Remember when your parents finally told you that your budgie didn’t really go to live on the big budgie farm? That Uncle Harvey was less of your uncle and more of a special friend? That Santa was more about commerce and exploitation than you could ever have imagined? Well, I can’t help you with those betrayals. But, there are certain lies that continue to be told about “healthy” foods. And I plan to do my bit in unravelling them, watching them fall apart at the seams and die lonely and cold in a gutter. Or, if you’d rather…on the big lie farm where they graze with unicorns.
Some of the most annoying of these lies are those about the food we eat. I recently saw a massive marketing campaign about why the best breakfast for growing bodies was margarine on bread. Margarine. On bread. That gives me the proverbial Forest Whitaker eye.
So, here is a list of unhealthy foods that are masquerading (under very thin veils) as healthy:
Margarine – one polymer away from being a plastic. Ugh. Also, margarine increases ‘bad’ cholesterol, contains bleach and has a detrimental effect on thyroid function and digestive systems. REPLACE WITH: butter, olive oil, or coconut oil.
Muesli – delicious, yes. But only really because most commercial mueslis are packed with sugars. REPLACE WITH: a healthy muesli has no sugar and is made up only of raw oats, a limited number of nuts, no sugary fruit, and plenty of oily seeds. And you shouldn’t have much.
Bran muffins – these are jam-packed with wheat and sugar. You may as well just eat the darn cookie.
Multigrain breads – these actually just contain refined grains and flours, which don’t have the fibre we need (or that they pretend to have. It’s the lying that hurts).
Fat-free / low-fat products – 1) we need good fats, and 2) when they take the fat out of things like milk, it tastes the opposite of great, so they usually add sugar to remedy that. Great. No fat, added sugar. Exactly what we should be avoiding. REPLACE WITH: full-fat, even double-cream options.
Couscous – this is made of semolina, which is just a refined grain. Like pasta. REPLACE WITH: more delicious vegetables.
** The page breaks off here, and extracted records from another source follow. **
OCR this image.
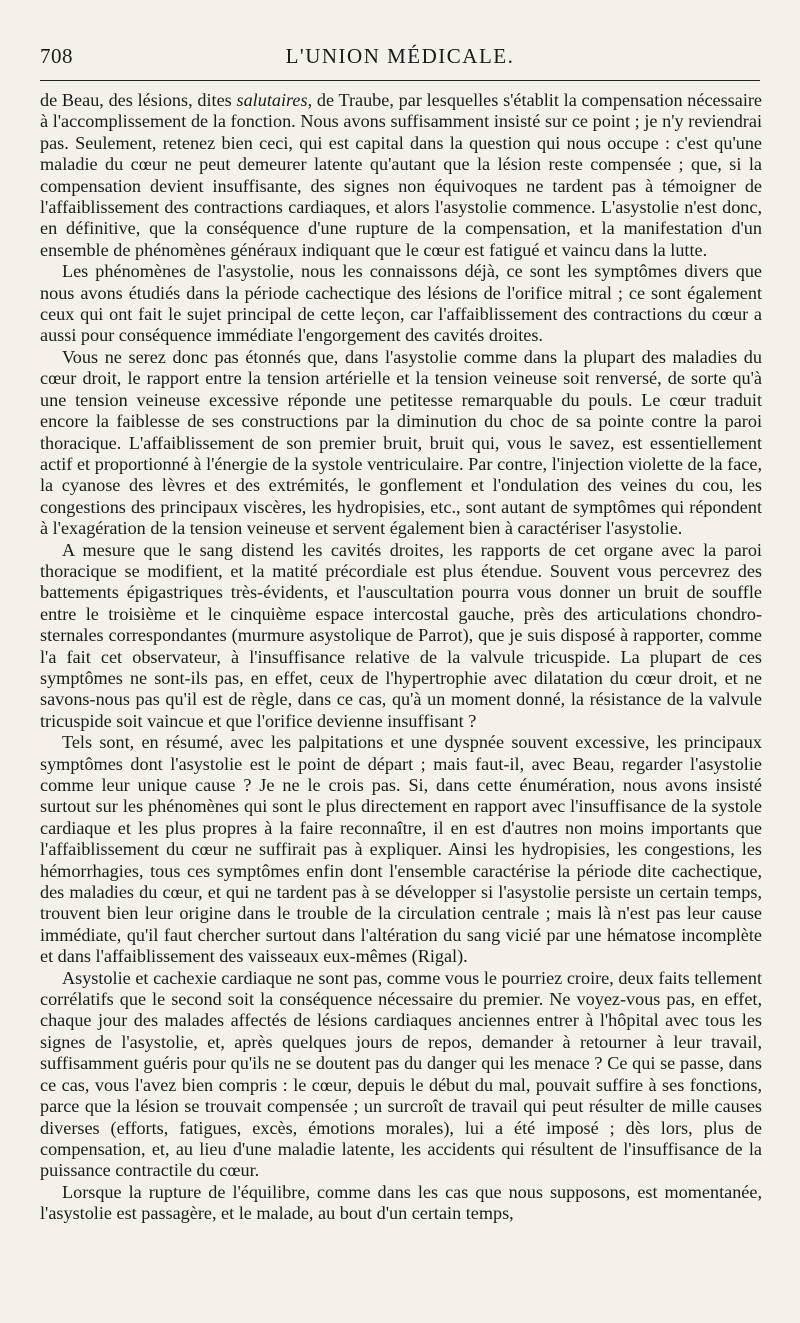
708	L'UNION MÉDICALE.

de Beau, des lésions, dites salutaires, de Traube, par lesquelles s'établit la compensation nécessaire à l'accomplissement de la fonction. Nous avons suffisamment insisté sur ce point ; je n'y reviendrai pas. Seulement, retenez bien ceci, qui est capital dans la question qui nous occupe : c'est qu'une maladie du cœur ne peut demeurer latente qu'autant que la lésion reste compensée ; que, si la compensation devient insuffisante, des signes non équivoques ne tardent pas à témoigner de l'affaiblissement des contractions cardiaques, et alors l'asystolie commence. L'asystolie n'est donc, en définitive, que la conséquence d'une rupture de la compensation, et la manifestation d'un ensemble de phénomènes généraux indiquant que le cœur est fatigué et vaincu dans la lutte.

Les phénomènes de l'asystolie, nous les connaissons déjà, ce sont les symptômes divers que nous avons étudiés dans la période cachectique des lésions de l'orifice mitral ; ce sont également ceux qui ont fait le sujet principal de cette leçon, car l'affaiblissement des contractions du cœur a aussi pour conséquence immédiate l'engorgement des cavités droites.

Vous ne serez donc pas étonnés que, dans l'asystolie comme dans la plupart des maladies du cœur droit, le rapport entre la tension artérielle et la tension veineuse soit renversé, de sorte qu'à une tension veineuse excessive réponde une petitesse remarquable du pouls. Le cœur traduit encore la faiblesse de ses constructions par la diminution du choc de sa pointe contre la paroi thoracique. L'affaiblissement de son premier bruit, bruit qui, vous le savez, est essentiellement actif et proportionné à l'énergie de la systole ventriculaire. Par contre, l'injection violette de la face, la cyanose des lèvres et des extrémités, le gonflement et l'ondulation des veines du cou, les congestions des principaux viscères, les hydropisies, etc., sont autant de symptômes qui répondent à l'exagération de la tension veineuse et servent également bien à caractériser l'asystolie.

A mesure que le sang distend les cavités droites, les rapports de cet organe avec la paroi thoracique se modifient, et la matité précordiale est plus étendue. Souvent vous percevrez des battements épigastriques très-évidents, et l'auscultation pourra vous donner un bruit de souffle entre le troisième et le cinquième espace intercostal gauche, près des articulations chondro-sternales correspondantes (murmure asystolique de Parrot), que je suis disposé à rapporter, comme l'a fait cet observateur, à l'insuffisance relative de la valvule tricuspide. La plupart de ces symptômes ne sont-ils pas, en effet, ceux de l'hypertrophie avec dilatation du cœur droit, et ne savons-nous pas qu'il est de règle, dans ce cas, qu'à un moment donné, la résistance de la valvule tricuspide soit vaincue et que l'orifice devienne insuffisant ?

Tels sont, en résumé, avec les palpitations et une dyspnée souvent excessive, les principaux symptômes dont l'asystolie est le point de départ ; mais faut-il, avec Beau, regarder l'asystolie comme leur unique cause ? Je ne le crois pas. Si, dans cette énumération, nous avons insisté surtout sur les phénomènes qui sont le plus directement en rapport avec l'insuffisance de la systole cardiaque et les plus propres à la faire reconnaître, il en est d'autres non moins importants que l'affaiblissement du cœur ne suffirait pas à expliquer. Ainsi les hydropisies, les congestions, les hémorrhagies, tous ces symptômes enfin dont l'ensemble caractérise la période dite cachectique, des maladies du cœur, et qui ne tardent pas à se développer si l'asystolie persiste un certain temps, trouvent bien leur origine dans le trouble de la circulation centrale ; mais là n'est pas leur cause immédiate, qu'il faut chercher surtout dans l'altération du sang vicié par une hématose incomplète et dans l'affaiblissement des vaisseaux eux-mêmes (Rigal).

Asystolie et cachexie cardiaque ne sont pas, comme vous le pourriez croire, deux faits tellement corrélatifs que le second soit la conséquence nécessaire du premier. Ne voyez-vous pas, en effet, chaque jour des malades affectés de lésions cardiaques anciennes entrer à l'hôpital avec tous les signes de l'asystolie, et, après quelques jours de repos, demander à retourner à leur travail, suffisamment guéris pour qu'ils ne se doutent pas du danger qui les menace ? Ce qui se passe, dans ce cas, vous l'avez bien compris : le cœur, depuis le début du mal, pouvait suffire à ses fonctions, parce que la lésion se trouvait compensée ; un surcroît de travail qui peut résulter de mille causes diverses (efforts, fatigues, excès, émotions morales), lui a été imposé ; dès lors, plus de compensation, et, au lieu d'une maladie latente, les accidents qui résultent de l'insuffisance de la puissance contractile du cœur.

Lorsque la rupture de l'équilibre, comme dans les cas que nous supposons, est momentanée, l'asystolie est passagère, et le malade, au bout d'un certain temps,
Rice cakes – hoorah! I”m so excited that these tacky little chunks of cardboard-flavoured nothingess can be scratched off my grocery list. They have no fibre and are actually considered to be carb-dense (not good). In fact, a small potato will likely have fewer carbs. REPLACE WITH: a few almonds or a piece of cheese. Or, if you must, a small potato.
Snack foods – you know those trail mixes and nuts and dried fruits that are at the till? Basically, almost all of those. They’re full of sugar and preservatives and they don’t keep us full for long at all. REPLACE WITH: biltong, cheese, or a piece of grilled chicken from the supermarket deli.
Soya or soy bean anything – unless this has been fermented (like a soya sauce), soy is actually an anti-nutrient. It actually sucks the nutrients out of your body. Well, not quite so savagely. But, they can inhibit your body’s ability to absorb necessary nutrients from other food.
Flavoured waters – water shmater, these are nothing more than fizzy coolies. Look at this article about how flavoured waters actually have more sugar than a Coke. And they taste terrible with a brandy.
Fruit and vegetable juices – unless you’re making yours yourself and using green, leafy vegetables, these are likely just loaded with sugary apples, carrots, and beetroot. While these are delicious and nutritious, they should only be consumed in very small quantities. In fact, one small apple per day provides all of the sugar you need for that day.
You don’t have to follow a strict diet to cut sugars and increase good fats and that, really, is the secret to wonderfully healthy bodies and minds.